MONTRÉAL – Tout indique que le pied et la main retrouvés à Vancouver, mardi, sont ceux de l’étudiant d’origine chinoise Jun Lin, qui a vraisemblablement été assassiné et démembré par Luka Rocco Magnotta.

«Il s’agit des mêmes membres qu’on recherchait, donc pied droit et main droite. Deuxièmement, on sait aussi que cela a été expédié en partance de Montréal», a expliqué mercredi le commandant Ian Lafrenière, du Service de police de la ville de Montréal (SPVM).

«Nous avons toutes les raisons de croire que c’est relié à notre dossier du 11e homicide», a-t-il ajouté.

Le commandant Lafrenière n’était toutefois pas en mesure d’offrir une confirmation absolue puisqu’il faudra attendre les résultats de tests d’ADN avant d’avoir une telle certitude.

Les policiers de Vancouver achemineront les éléments de preuve à Montréal.

Le commandant Lafrenière a par ailleurs confirmé que des notes accompagnaient les deux membres expédiés dans des écoles primaires de la région de Vancouver, comme cela avait été le cas avec les deux envois postaux d’Ottawa, mais il n’a donné aucun détail sur le contenu de ces notes.

Par ailleurs, la tête de Jun Lin n’a toujours pas été retrouvée.

Les policiers se perdent en conjectures quant au choix des destinataires.

«Pourquoi ç’a été expédié dans ces deux écoles?
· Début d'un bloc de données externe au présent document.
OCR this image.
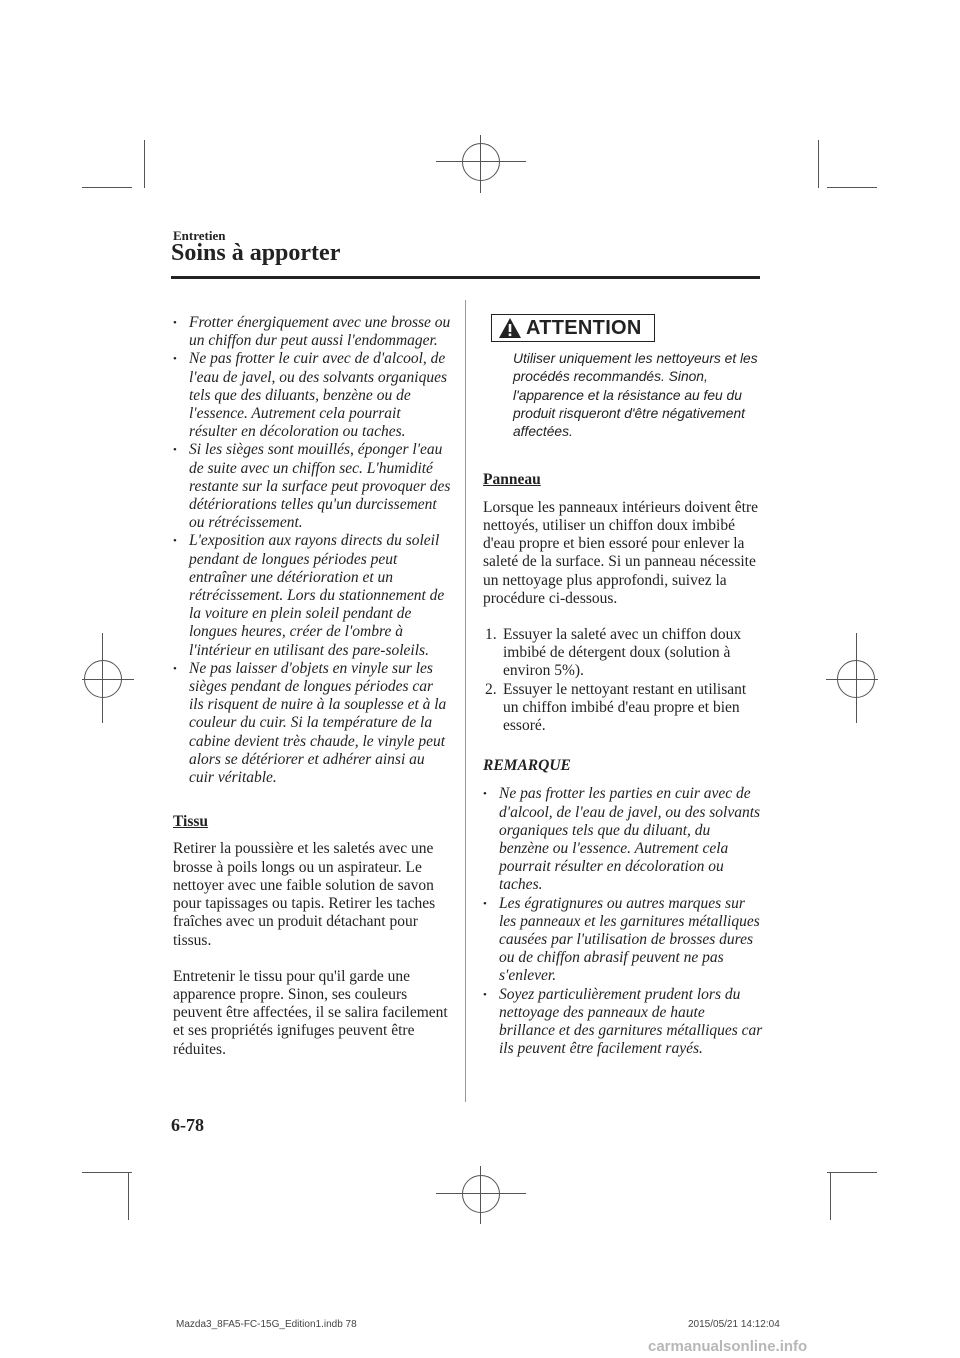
Entretien
Soins à apporter
• Frotter énergiquement avec une brosse ou un chiffon dur peut aussi l'endommager.
• Ne pas frotter le cuir avec de d'alcool, de l'eau de javel, ou des solvants organiques tels que des diluants, benzène ou de l'essence. Autrement cela pourrait résulter en décoloration ou taches.
• Si les sièges sont mouillés, éponger l'eau de suite avec un chiffon sec. L'humidité restante sur la surface peut provoquer des détériorations telles qu'un durcissement ou rétrécissement.
• L'exposition aux rayons directs du soleil pendant de longues périodes peut entraîner une détérioration et un rétrécissement. Lors du stationnement de la voiture en plein soleil pendant de longues heures, créer de l'ombre à l'intérieur en utilisant des pare-soleils.
• Ne pas laisser d'objets en vinyle sur les sièges pendant de longues périodes car ils risquent de nuire à la souplesse et à la couleur du cuir. Si la température de la cabine devient très chaude, le vinyle peut alors se détériorer et adhérer ainsi au cuir véritable.
Tissu

Retirer la poussière et les saletés avec une brosse à poils longs ou un aspirateur. Le nettoyer avec une faible solution de savon pour tapissages ou tapis. Retirer les taches fraîches avec un produit détachant pour tissus.

Entretenir le tissu pour qu'il garde une apparence propre. Sinon, ses couleurs peuvent être affectées, il se salira facilement et ses propriétés ignifuges peuvent être réduites.

ATTENTION
Utiliser uniquement les nettoyeurs et les procédés recommandés. Sinon, l'apparence et la résistance au feu du produit risqueront d'être négativement affectées.
Panneau

Lorsque les panneaux intérieurs doivent être nettoyés, utiliser un chiffon doux imbibé d'eau propre et bien essoré pour enlever la saleté de la surface. Si un panneau nécessite un nettoyage plus approfondi, suivez la procédure ci-dessous.

1. Essuyer la saleté avec un chiffon doux imbibé de détergent doux (solution à environ 5%).
2. Essuyer le nettoyant restant en utilisant un chiffon imbibé d'eau propre et bien essoré.
REMARQUE
• Ne pas frotter les parties en cuir avec de d'alcool, de l'eau de javel, ou des solvants organiques tels que du diluant, du benzène ou l'essence. Autrement cela pourrait résulter en décoloration ou taches.
• Les égratignures ou autres marques sur les panneaux et les garnitures métalliques causées par l'utilisation de brosses dures ou de chiffon abrasif peuvent ne pas s'enlever.
• Soyez particulièrement prudent lors du nettoyage des panneaux de haute brillance et des garnitures métalliques car ils peuvent être facilement rayés.
6-78
Mazda3_8FA5-FC-15G_Edition1.indb 78	2015/05/21 14:12:04
carmanualsonline.info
Est-ce qu’il les connaissait? Est-ce qu’il les ciblait? C’est à vérifier. Deux parties du corps ont aussi été envoyées à Ottawa et il n’y a aucun lien entre lui (Magnotta) et Ottawa. Ça nous laisse perplexes», a reconnu le commandant Lafrenière.

Un premier colis contenant une main a été découvert mardi, vers 13 h, à l’école primaire False Creek, tout juste au sud du centre-ville de Vancouver. Moins d’une heure plus tard, un pied a été trouvé par des membres du personnel de l’école St. George, une institution privée réservée aux garçons, dans le secteur ouest de Vancouver.

La semaine dernière, un pied avait été acheminé aux quartiers généraux du Parti conservateur du Canada, tandis qu’une main, qui devait être envoyée aux bureaux du Parti libéral du Canada, avait été interceptée par des employés de Postes Canada.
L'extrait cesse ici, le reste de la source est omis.